La Democracia se pone en ejercicio mediante innovaciones pedagógicas y de otras formas de convivir y negociar en la escuela, que replanteen la relación maestro-alumno e institución y saberes. La educación superior colombiana también urge elevar su cultura política, urge repolitizar a sus directivas, profesores y estudiantes en unas’ nuevas lógicas que conjuguen los grandes principios de la cultura académica y de la cultura democrática, que son claramente complementarios. La educación superior tiene el compromiso con el resto del sistema de convertirse en modelo de comportamiento democrático, comprometido y responsable, generando bienes públicos para una sociedad, como la nuestra, privada de liderazgo del conocimiento y de oportunidades sociales y económicas.
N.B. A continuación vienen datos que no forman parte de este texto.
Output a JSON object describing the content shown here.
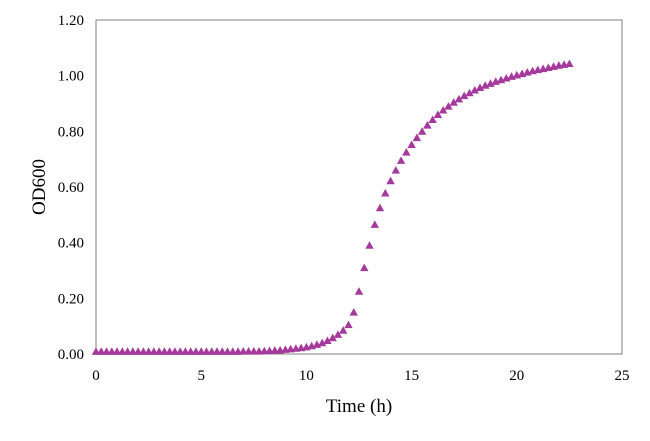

El paradigma del pensamiento complejo puede ofrecer estrategias, alternativas y nuevas concepciones para asumir idóneamente los compromisos que exige la contemporaneidad, cuya fuerza “civilizadora debe proveerse de las mejoras dinámicas para destruir la destrucción de los egoísmos, autoritarismos, monopolios y privilegios. Para fortalecer una civilización que no perdonó ni justificó, la deshumanización de los humanos, la desinformación, la ignorancia, el desconocimiento y el irrespeto por las diferencias y las singularidades individuales.
El país requiere de una voluntad política fuerte más allá de las coyunturas de gobierno, que decida, de pronto iluminado por las profundas y urgentes recomendaciones de Edgar Morin, transformar y reformar a profundidad el sistema educativo colombiano, con la esperanza de que éste sea el factor nucleador de ese país próspero y justo que soñamos: al alcance de los niños.